Sueños y oportunidades
Nací y crecí en una población en el norte de la región metropolitana, vi mucha delincuencia, drogas y violencia. Familia vulnerable, con harta pobreza material, pero mucha riqueza valórica y de pensamiento. Mis papás no pudieron estudiar porque eran pobres, pero siempre nos promovieron la búsqueda de una profesión.
Yo siempre vestía con ropa reutilizada, fea y en malas condiciones, que me daban mis primas. Algunos niños de la pobla se burlaban de mí, me trataban de pobretona, me descalificaban y me hacían el vacío.

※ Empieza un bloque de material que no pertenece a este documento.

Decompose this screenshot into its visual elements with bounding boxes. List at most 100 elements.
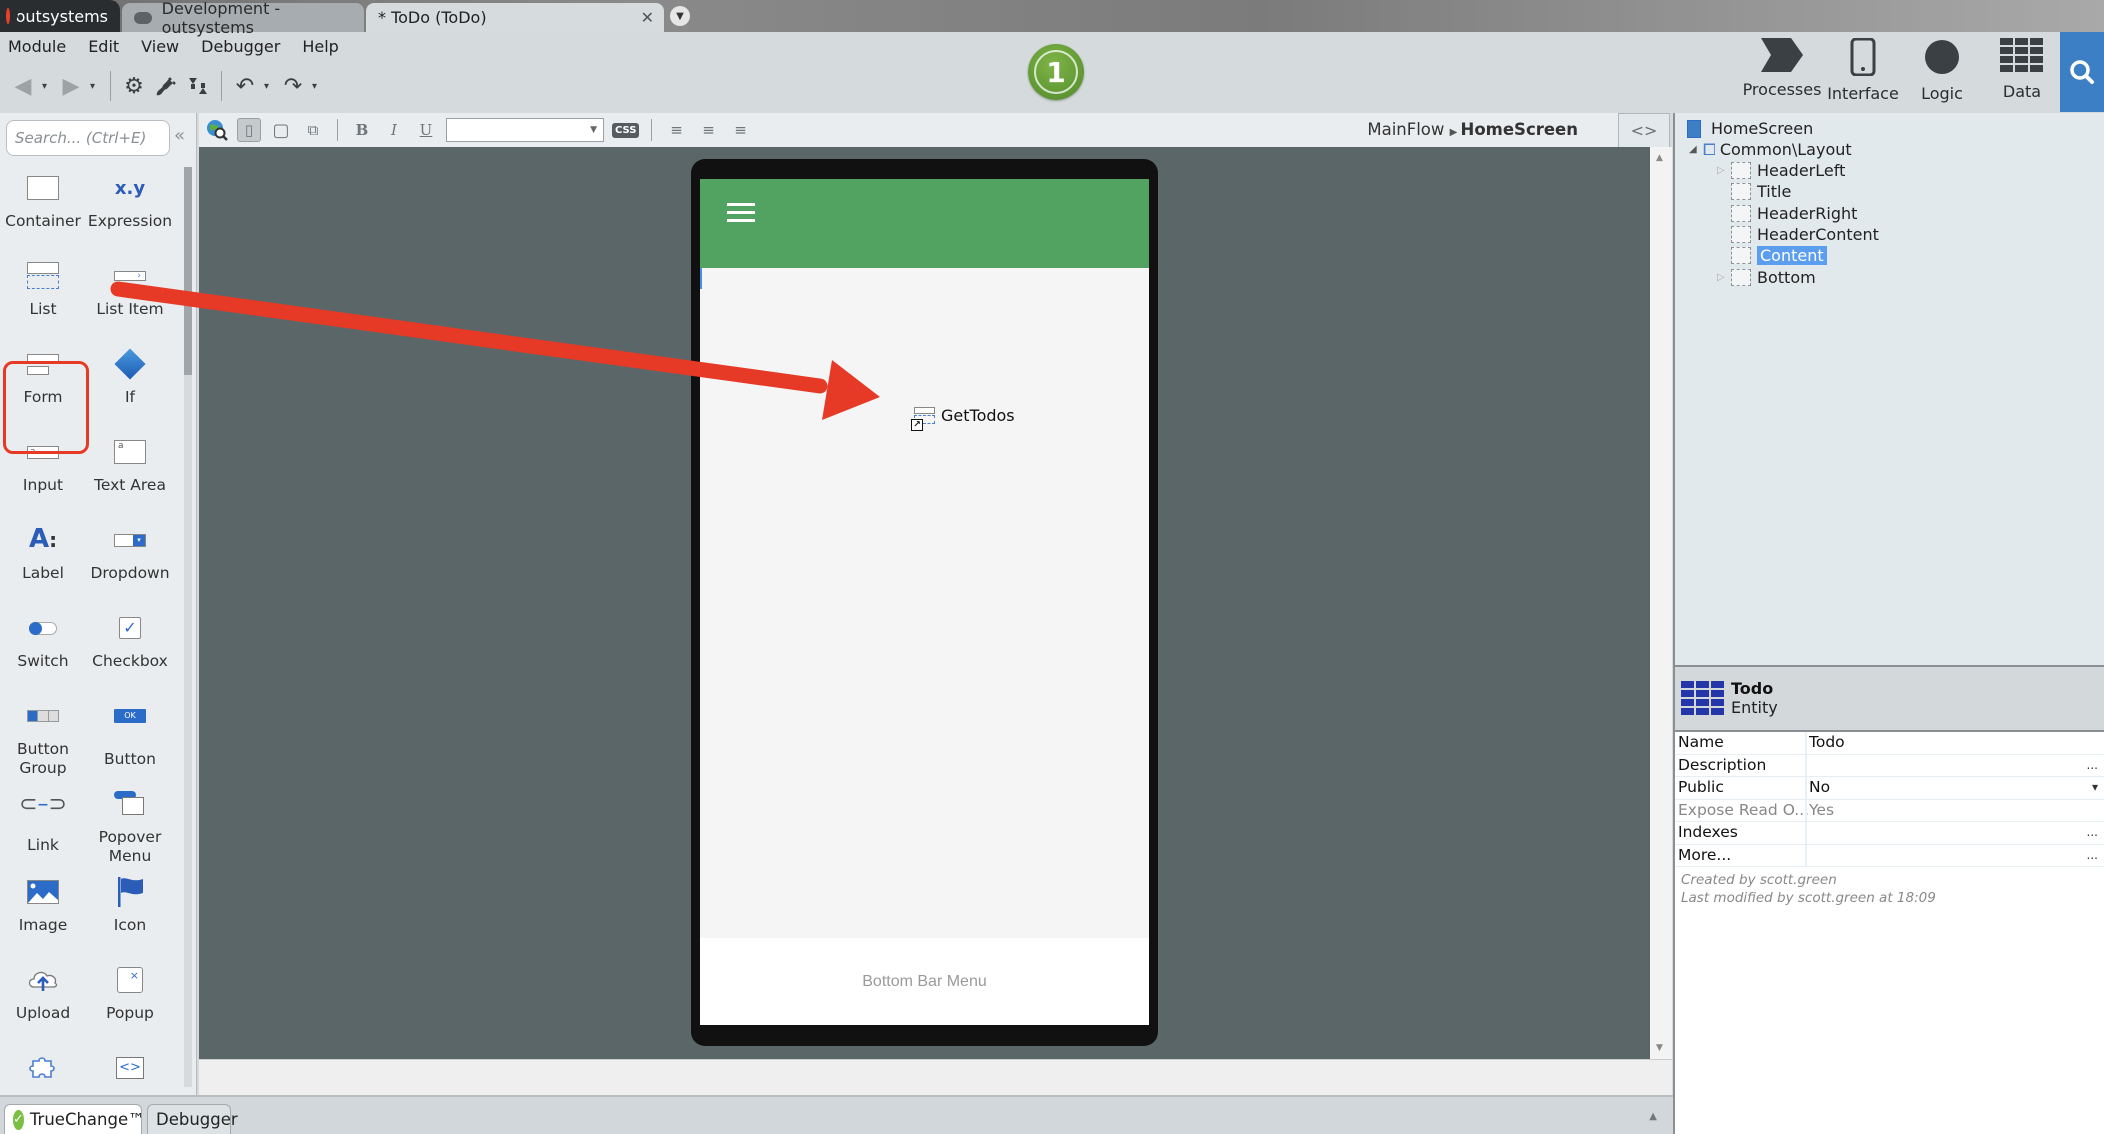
nav-data[interactable]: Data: [1984, 38, 2060, 106]
underline-icon[interactable]: U: [414, 118, 438, 142]
tree-placeholder[interactable]: HeaderContent: [1731, 224, 1879, 245]
search-button[interactable]: [2060, 32, 2104, 112]
palette-item-html-element[interactable]: <>: [87, 1048, 173, 1092]
tab-environment[interactable]: Development - outsystems: [122, 0, 364, 37]
palette-item-checkbox[interactable]: ✓ Checkbox: [87, 608, 173, 671]
nav-logic[interactable]: Logic: [1904, 38, 1980, 106]
italic-icon[interactable]: I: [382, 118, 406, 142]
tab-module[interactable]: * ToDo (ToDo) ✕: [366, 3, 664, 32]
tab-debugger[interactable]: Debugger: [147, 1104, 238, 1134]
outsystems-logo-tab[interactable]: outsystems: [0, 0, 120, 32]
align-right-icon[interactable]: ≡: [728, 118, 752, 142]
ellipsis-icon[interactable]: ...: [2087, 825, 2098, 839]
undo-dropdown-icon[interactable]: ▾: [264, 81, 274, 92]
menu-edit[interactable]: Edit: [88, 37, 119, 56]
palette-scrollbar[interactable]: [184, 167, 192, 1087]
palette-item-if[interactable]: If: [87, 344, 173, 407]
property-value[interactable]: Todo: [1809, 733, 1845, 751]
palette-scrollbar-thumb[interactable]: [184, 167, 192, 375]
breadcrumb-flow[interactable]: MainFlow: [1367, 120, 1444, 139]
palette-item-popup[interactable]: × Popup: [87, 960, 173, 1023]
preview-globe-icon[interactable]: [205, 118, 229, 142]
chevron-down-icon[interactable]: ▾: [2092, 780, 2098, 794]
tree-expand-icon[interactable]: ▷: [1717, 165, 1727, 176]
code-toggle-button[interactable]: <>: [1618, 113, 1670, 147]
property-row-indexes[interactable]: Indexes ...: [1675, 822, 2104, 845]
bottom-bar-menu[interactable]: Bottom Bar Menu: [700, 938, 1149, 1025]
phone-screen[interactable]: ↗ GetTodos Bottom Bar Menu: [700, 179, 1149, 1025]
tree-expand-icon[interactable]: ▷: [1717, 272, 1727, 283]
menu-help[interactable]: Help: [302, 37, 338, 56]
css-button[interactable]: CSS: [612, 122, 640, 138]
plug-icon[interactable]: [153, 73, 179, 99]
palette-item-popover-menu[interactable]: Popover Menu: [87, 784, 173, 866]
list-widget-gettodos[interactable]: ↗ GetTodos: [911, 406, 1015, 431]
palette-item-link[interactable]: ⊂–⊃ Link: [0, 784, 86, 855]
back-icon[interactable]: ◀: [10, 73, 36, 99]
palette-search-input[interactable]: Search... (Ctrl+E): [6, 120, 170, 156]
property-row-description[interactable]: Description ...: [1675, 754, 2104, 777]
tree-placeholder[interactable]: Title: [1731, 181, 1791, 202]
tab-truechange[interactable]: ✓ TrueChange™: [4, 1104, 145, 1134]
palette-item-text-area[interactable]: a Text Area: [87, 432, 173, 495]
palette-item-block[interactable]: [0, 1048, 86, 1092]
palette-item-button[interactable]: OK Button: [87, 696, 173, 769]
tree-placeholder[interactable]: ▷ Bottom: [1717, 267, 1816, 288]
palette-item-upload[interactable]: Upload: [0, 960, 86, 1023]
property-value[interactable]: No: [1809, 778, 1830, 796]
close-tab-icon[interactable]: ✕: [641, 8, 654, 27]
redo-icon[interactable]: ↷: [280, 73, 306, 99]
palette-item-image[interactable]: Image: [0, 872, 86, 935]
style-class-select[interactable]: ▼: [446, 118, 604, 142]
bold-icon[interactable]: B: [350, 118, 374, 142]
tree-placeholder[interactable]: HeaderRight: [1731, 203, 1857, 224]
nav-processes[interactable]: Processes: [1740, 38, 1824, 106]
tree-placeholder[interactable]: ▷ HeaderLeft: [1717, 160, 1845, 181]
tree-collapse-icon[interactable]: ◢: [1689, 144, 1699, 155]
align-center-icon[interactable]: ≡: [696, 118, 720, 142]
canvas-vertical-scrollbar[interactable]: ▲ ▼: [1650, 147, 1672, 1059]
phone-view-icon[interactable]: ▯: [237, 118, 261, 142]
palette-item-list[interactable]: List: [0, 256, 86, 319]
palette-item-button-group[interactable]: Button Group: [0, 696, 86, 778]
align-left-icon[interactable]: ≡: [664, 118, 688, 142]
tablet-view-icon[interactable]: ▢: [269, 118, 293, 142]
palette-item-dropdown[interactable]: ▾ Dropdown: [87, 520, 173, 583]
scroll-down-icon[interactable]: ▼: [1656, 1043, 1663, 1053]
rotate-view-icon[interactable]: ⧉: [301, 118, 325, 142]
collapse-palette-icon[interactable]: «: [174, 125, 185, 146]
app-header[interactable]: [700, 179, 1149, 268]
palette-item-icon[interactable]: Icon: [87, 872, 173, 935]
forward-dropdown-icon[interactable]: ▾: [90, 81, 100, 92]
palette-item-label-widget[interactable]: A: Label: [0, 520, 86, 583]
palette-item-switch[interactable]: Switch: [0, 608, 86, 671]
property-row-more[interactable]: More... ...: [1675, 844, 2104, 867]
tree-placeholder-selected[interactable]: Content: [1731, 245, 1827, 266]
menu-view[interactable]: View: [141, 37, 179, 56]
expand-panel-icon[interactable]: ▲: [1649, 1111, 1657, 1122]
publish-status-badge[interactable]: 1: [1028, 44, 1084, 100]
menu-module[interactable]: Module: [8, 37, 66, 56]
back-dropdown-icon[interactable]: ▾: [42, 81, 52, 92]
palette-item-expression[interactable]: x.y Expression: [87, 168, 173, 231]
tree-block-layout[interactable]: ◢ ⧠ Common\Layout: [1689, 139, 1852, 160]
ellipsis-icon[interactable]: ...: [2087, 758, 2098, 772]
tab-list-dropdown-icon[interactable]: ▼: [670, 6, 690, 26]
gear-icon[interactable]: ⚙: [121, 73, 147, 99]
property-row-public[interactable]: Public No ▾: [1675, 777, 2104, 800]
palette-item-list-item[interactable]: › List Item: [87, 256, 173, 319]
canvas-horizontal-scrollbar[interactable]: [199, 1059, 1672, 1095]
undo-icon[interactable]: ↶: [232, 73, 258, 99]
scroll-up-icon[interactable]: ▲: [1656, 153, 1663, 163]
palette-item-container[interactable]: Container: [0, 168, 86, 231]
menu-debugger[interactable]: Debugger: [201, 37, 280, 56]
forward-icon[interactable]: ▶: [58, 73, 84, 99]
tree-root-homescreen[interactable]: HomeScreen: [1687, 118, 1813, 139]
redo-dropdown-icon[interactable]: ▾: [312, 81, 322, 92]
breadcrumb-screen[interactable]: HomeScreen: [1461, 120, 1578, 139]
hamburger-menu-icon[interactable]: [727, 203, 755, 223]
merge-icon[interactable]: [185, 73, 211, 99]
ellipsis-icon[interactable]: ...: [2087, 848, 2098, 862]
nav-interface[interactable]: Interface: [1827, 38, 1899, 106]
property-row-name[interactable]: Name Todo: [1675, 732, 2104, 755]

Con el tiempo pude estudiar en la universidad, con CAE, como muchos, pero me va súper bien. Mi esposo, con realidad peor que la mía, también estudió en la universidad y también le va súper bien. Tenemos buena situación económica, no somos millonarios, pero vivimos tranquilos. Tenemos un auto, dos casas (algunos dirán que son aún de los bancos, pero hay gente que ni siquiera puede tener crédito hipotecario), viajamos harto dentro y fuera del país, tenemos comodidades, ayudamos a nuestras familias y también podemos ahorrar, sus buenas lucas a fin de mes.
Sé que la plata no lo es todo, pero vivimos tranquilos y somos felices con nuestro hijo. Nos hemos sacado la cresta, pero también hemos tenido mucha suerte. Y siempre somos agradecidos de eso, por lo mismo es que ayudamos a quien nos lo pide, desinteresadamente.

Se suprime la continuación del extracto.